SwiftKey's next keyboard is built on neural network tech

New AI-fueled keyboard is better at predicting what your next word should be, says smartphone keyboard company SwiftKey.

SwiftKey's keyboard is used on over a billion devices. Image: SwiftKey

SwiftKey has developed a smartphone keyboard which it promises will help you write faster and better messages by harnessing neural-network technology.

The company's existing keyboard technology is currently used on more than a billion mobile devices globally, since launching on Android in 2010.

The standard SwiftKey keyboard is based on its 'n-gram' model, which looks at the last two words of a sentence to predict the third, offering the most regularly seen. But because it only looks back two words, sometimes the recommendations don't make sense.

"N-gram technology provides accurate predictions for common phrases and those learned from you. However, it has some limitations, as it can't capture the underlying meaning of words and can only accurately predict words that have been seen before in the same word sequence," SwiftKey said.

The new early-stage SwiftKey Neural Alpha keyboard uses an artificial neural network to predict and correct language.

The neural network is able to look back further and make more meaningful recommendations, according to SwiftKey, because it can capture the relationship between words and understand which words are similar. Within the neural model, words can be visualized in clusters, located at varying degrees of proximity to one another.
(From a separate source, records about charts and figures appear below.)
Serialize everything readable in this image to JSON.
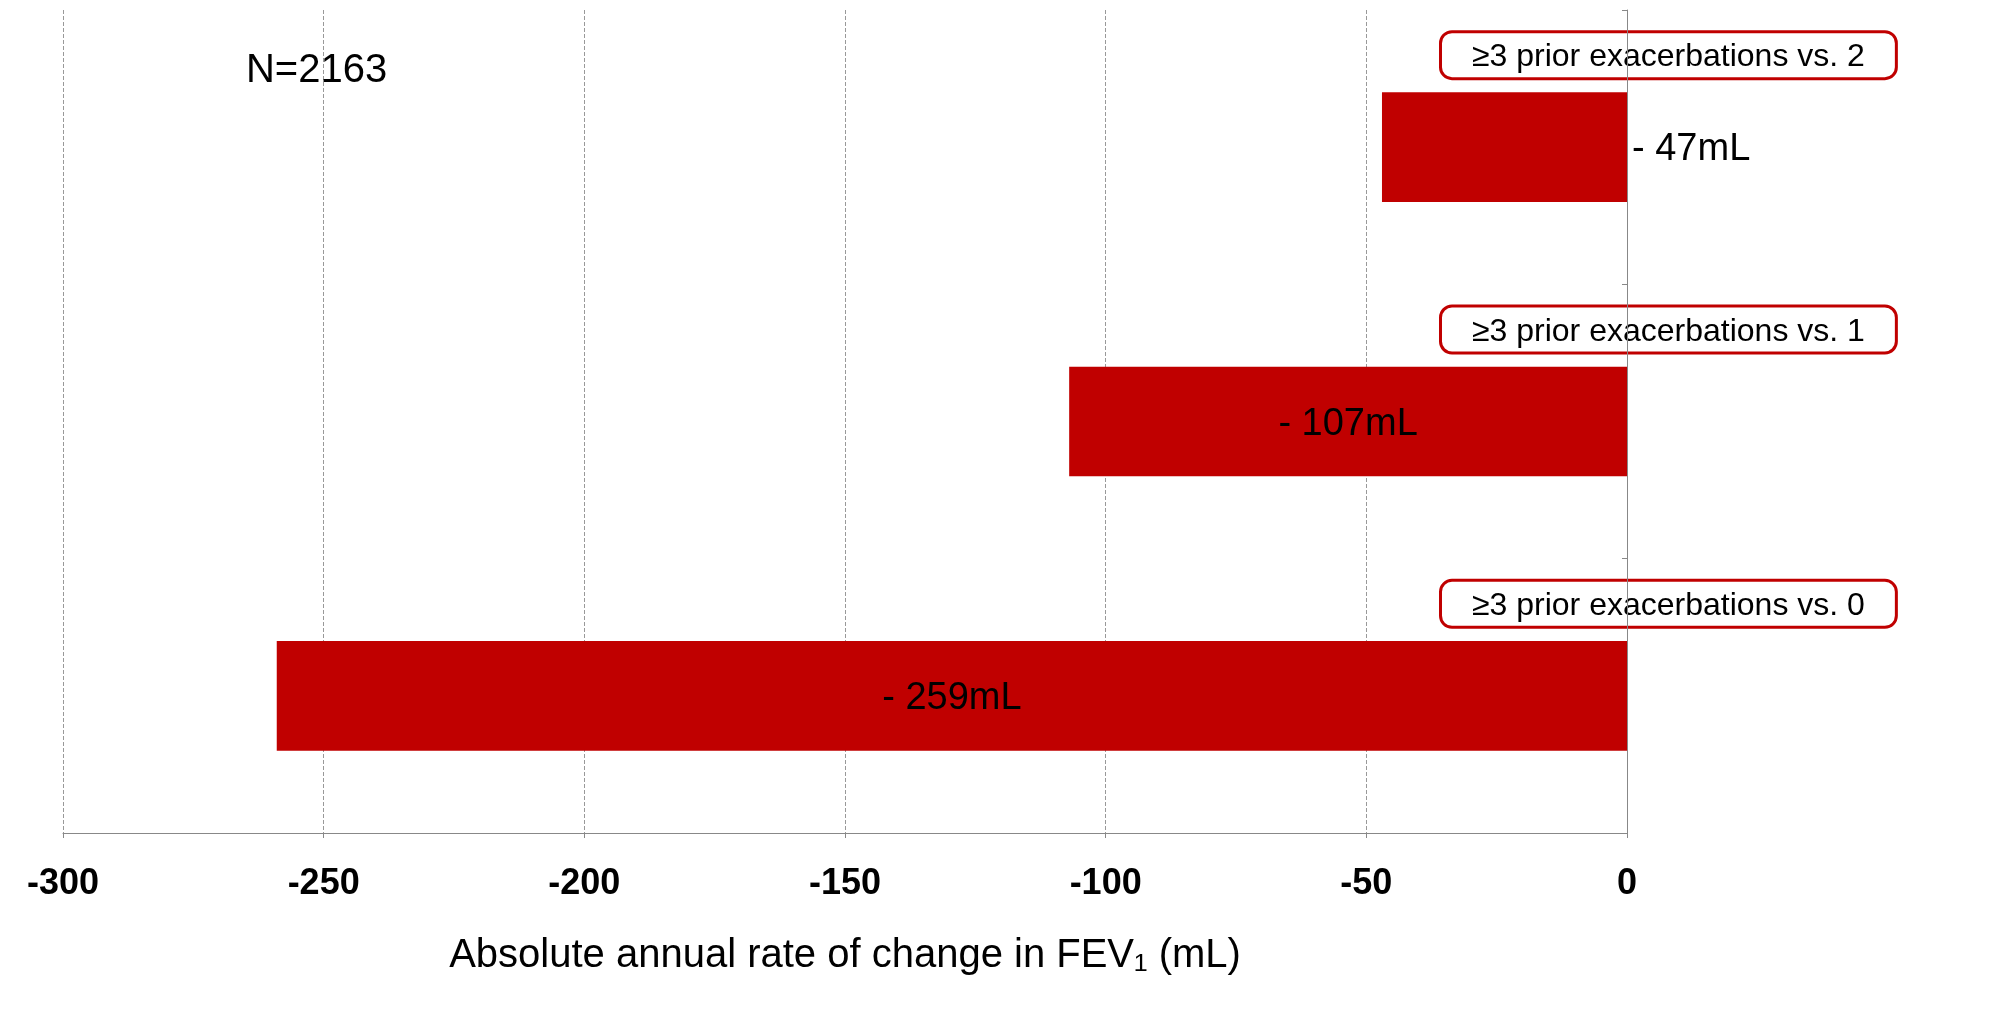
{
  "chart_data": {
    "type": "bar",
    "orientation": "horizontal",
    "categories": [
      "≥3 prior exacerbations vs. 2",
      "≥3 prior exacerbations vs. 1",
      "≥3 prior exacerbations vs. 0"
    ],
    "values": [
      -47,
      -107,
      -259
    ],
    "value_labels": [
      "- 47mL",
      "- 107mL",
      "- 259mL"
    ],
    "color": "#c00000",
    "xlabel": "Absolute annual rate of change in FEV₁ (mL)",
    "xlim": [
      -300,
      0
    ],
    "xticks": [
      -300,
      -250,
      -200,
      -150,
      -100,
      -50,
      0
    ],
    "grid": "x",
    "annotations": [
      "N=2163"
    ]
  }
}
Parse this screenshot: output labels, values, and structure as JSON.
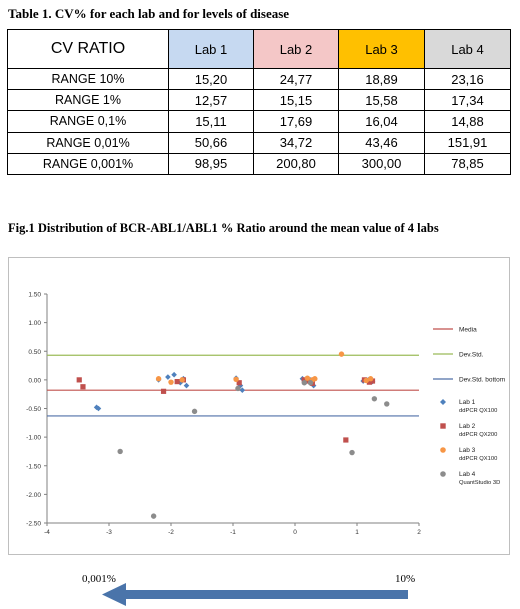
{
  "table": {
    "caption": "Table 1.  CV% for each lab and for levels of disease",
    "header": [
      "CV RATIO",
      "Lab 1",
      "Lab 2",
      "Lab 3",
      "Lab 4"
    ],
    "header_colors": [
      "#ffffff",
      "#c6d9f1",
      "#f4c7c7",
      "#ffc000",
      "#d9d9d9"
    ],
    "rows": [
      [
        "RANGE 10%",
        "15,20",
        "24,77",
        "18,89",
        "23,16"
      ],
      [
        "RANGE 1%",
        "12,57",
        "15,15",
        "15,58",
        "17,34"
      ],
      [
        "RANGE 0,1%",
        "15,11",
        "17,69",
        "16,04",
        "14,88"
      ],
      [
        "RANGE 0,01%",
        "50,66",
        "34,72",
        "43,46",
        "151,91"
      ],
      [
        "RANGE 0,001%",
        "98,95",
        "200,80",
        "300,00",
        "78,85"
      ]
    ]
  },
  "figure": {
    "caption": "Fig.1 Distribution of BCR-ABL1/ABL1 % Ratio around the mean value of 4 labs"
  },
  "chart_data": {
    "type": "scatter",
    "xlim": [
      -4,
      2
    ],
    "ylim": [
      -2.5,
      1.5
    ],
    "xticks": [
      -4,
      -3,
      -2,
      -1,
      0,
      1,
      2
    ],
    "yticks": [
      1.5,
      1.0,
      0.5,
      0.0,
      -0.5,
      -1.0,
      -1.5,
      -2.0,
      -2.5
    ],
    "ytick_labels": [
      "1.50",
      "1.00",
      "0.50",
      "0.00",
      "-0.50",
      "-1.00",
      "-1.50",
      "-2.00",
      "-2.50"
    ],
    "reference_lines": [
      {
        "name": "Media",
        "y": -0.18,
        "color": "#c0504d"
      },
      {
        "name": "Dev.Std.",
        "y": 0.43,
        "color": "#9bbb59"
      },
      {
        "name": "Dev.Std. bottom",
        "y": -0.63,
        "color": "#4f6fa8"
      }
    ],
    "series": [
      {
        "name": "Lab 1",
        "sub": "ddPCR QX100",
        "color": "#4f81bd",
        "marker": "diamond",
        "points": [
          [
            -3.2,
            -0.48
          ],
          [
            -3.17,
            -0.5
          ],
          [
            -2.2,
            0.0
          ],
          [
            -2.05,
            0.05
          ],
          [
            -1.95,
            0.09
          ],
          [
            -1.85,
            -0.05
          ],
          [
            -1.8,
            0.02
          ],
          [
            -1.75,
            -0.1
          ],
          [
            -0.95,
            0.03
          ],
          [
            -0.88,
            -0.1
          ],
          [
            -0.85,
            -0.18
          ],
          [
            0.12,
            0.02
          ],
          [
            0.18,
            -0.03
          ],
          [
            0.25,
            0.0
          ],
          [
            0.3,
            -0.1
          ],
          [
            1.1,
            -0.02
          ],
          [
            1.18,
            0.0
          ],
          [
            1.25,
            -0.03
          ]
        ]
      },
      {
        "name": "Lab 2",
        "sub": "ddPCR QX200",
        "color": "#c0504d",
        "marker": "square",
        "points": [
          [
            -3.48,
            0.0
          ],
          [
            -3.42,
            -0.12
          ],
          [
            -2.12,
            -0.2
          ],
          [
            -1.9,
            -0.03
          ],
          [
            -1.8,
            0.0
          ],
          [
            -0.9,
            -0.05
          ],
          [
            0.15,
            0.0
          ],
          [
            0.22,
            -0.02
          ],
          [
            0.28,
            -0.06
          ],
          [
            0.82,
            -1.05
          ],
          [
            1.12,
            0.0
          ],
          [
            1.2,
            -0.04
          ],
          [
            1.25,
            -0.02
          ]
        ]
      },
      {
        "name": "Lab 3",
        "sub": "ddPCR QX100",
        "color": "#f79646",
        "marker": "circle",
        "points": [
          [
            -2.2,
            0.02
          ],
          [
            -2.0,
            -0.04
          ],
          [
            -1.82,
            0.0
          ],
          [
            -0.95,
            0.01
          ],
          [
            0.2,
            0.03
          ],
          [
            0.28,
            0.0
          ],
          [
            0.32,
            0.02
          ],
          [
            0.75,
            0.45
          ],
          [
            1.15,
            -0.01
          ],
          [
            1.22,
            0.02
          ]
        ]
      },
      {
        "name": "Lab 4",
        "sub": "QuantStudio 3D",
        "color": "#8c8c8c",
        "marker": "circle",
        "points": [
          [
            -2.82,
            -1.25
          ],
          [
            -2.28,
            -2.38
          ],
          [
            -1.62,
            -0.55
          ],
          [
            -0.92,
            -0.15
          ],
          [
            0.15,
            -0.05
          ],
          [
            0.25,
            -0.05
          ],
          [
            0.92,
            -1.27
          ],
          [
            1.28,
            -0.33
          ],
          [
            1.48,
            -0.42
          ]
        ]
      }
    ]
  },
  "axis_annotation": {
    "left_label": "0,001%",
    "right_label": "10%",
    "arrow_color": "#4a74aa"
  }
}
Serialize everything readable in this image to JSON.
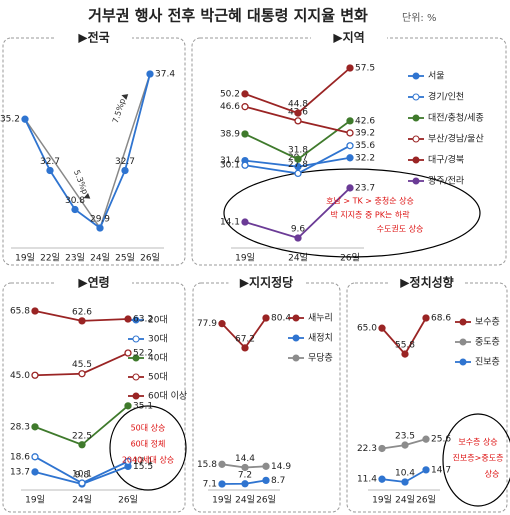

This understanding allows SwiftKey Neural to predict words that have never been seen in a particular sentence context before. For example, having seen the phrase, "Let's meet at the airport" during training, the technology is able to infer that 'office' or 'hotel' are similar words that could also be appropriate predictions in place of 'airport'.

SwiftKey said until now such neural-network language models have required significant computational resources, whereas SwiftKey Neural Alpha is engineered to operate locally on a smartphone keyboard.

The keyboard is available now for smartphones on Android 4.4 KitKat and above as an early-stage project.